Plus fondamentalement, je tiens aussi à dénoncer la politique d’aide au développement de la France : nous savons que, pour respecter les règles commerciales de l’OMC, les accords ACP dit de Lomé ont récemment été vidés de leur substance. Nous savons aussi que les crédits de l’aide publique en développement (APD) restent à un niveau infime, à tel point que le gouvernement essaie aujourd’hui de comptabiliser les allègements de dette publique parmi les crédits de l’APD. Nous savons aussi que beaucoup de peuples, notamment en Afrique, remboursent chaque jour la dette contractée le plus souvent par leurs dirigeants, notamment dans les années 80, à une période où ces chefs d’Etat étaient d’autant plus soutenus par la France qu’ils étaient corrompus.
Je tiens aussi à rappeler, afin de justifier un programme d’annulation de la dette, que cette dette a été contractée en francs ou en dollars, par des pays dont les monnaies ont été depuis dévaluées. Et que donc, de fait, ils ont souvent déjà remboursé leurs dettes. Prenons un exemple : ainsi, quand le Mali empruntait 100 francs en 1980, et que, pure hypothèse, un franc CFA de cette époque vaille un franc, le Mali devait rembourser 100 francs CFA, avec les intérêts.
Mais avec la dévaluation de 50% du franc CFA, conséquence des difficultés économiques des pays africains, le montant de leur dette des pays en développement a mécaniquement doublé : les cent francs de dette valent désormais 200 francs CFA, le Mali doit donc rembourser deux fois plus qu’il n’a emprunté ! C’est avant tout pour cette raison que la dette de ces pays en développement a explosé.
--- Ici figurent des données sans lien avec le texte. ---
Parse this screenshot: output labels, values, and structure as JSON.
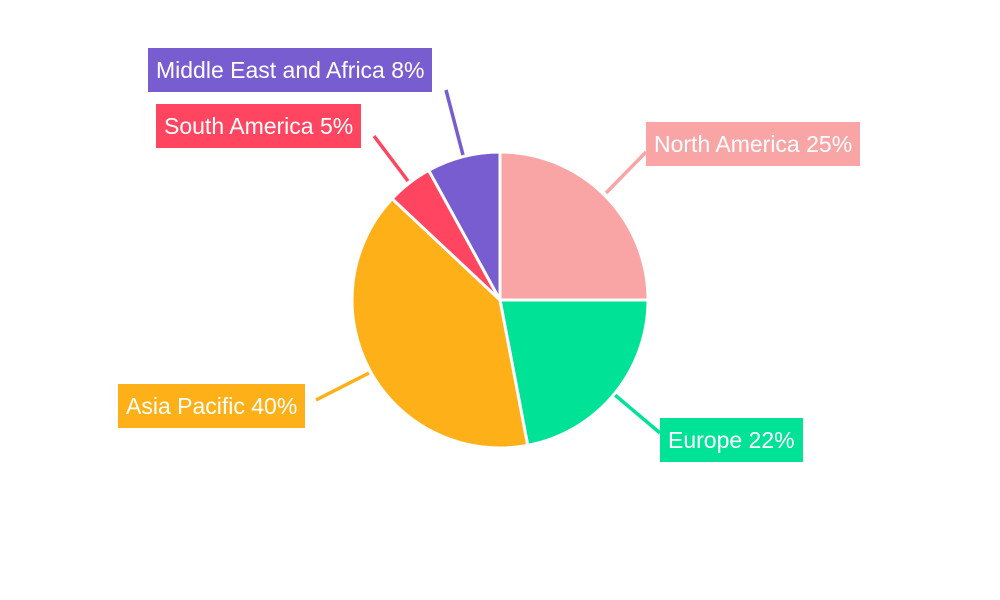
{
  "chart_data": {
    "type": "pie",
    "start_angle": "12 o'clock, clockwise",
    "legend": "none",
    "slices": [
      {
        "label": "North America",
        "value": 25,
        "text": "North America 25%",
        "color": "#f9a5a6"
      },
      {
        "label": "Europe",
        "value": 22,
        "text": "Europe 22%",
        "color": "#00e396"
      },
      {
        "label": "Asia Pacific",
        "value": 40,
        "text": "Asia Pacific 40%",
        "color": "#feb019"
      },
      {
        "label": "South America",
        "value": 5,
        "text": "South America 5%",
        "color": "#ff4560"
      },
      {
        "label": "Middle East and Africa",
        "value": 8,
        "text": "Middle East and Africa 8%",
        "color": "#775dd0"
      }
    ]
  }
}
C’est profondément injuste, et toutes les réductions partielles, les remises de dette présentées par nos dirigeants comme des cadeaux ne parviendront pas à cacher le racket des pays riches à l’égard de leurs ex-colonies.
Ainsi, autant l’annulation de cette dette est nécessaire, autant nous devons bien garder à l’esprit qu’elle ne suffira pas, loin de là, à aider ces pays à sortir de la spirale de la pauvreté.
L’intégration de leurs économies dans la mondialisation capitaliste, la spécialisation de leurs économies dans des productions à basse valeur ajoutée (produits agricoles…), la corruption des élites politiques de ces pays, sont autant de freins au développement qu’il convient de briser.
En vous remerciant pour votre carte, je vous prie d’agréer, Madame, l’expression de mes sentiments les meilleurs.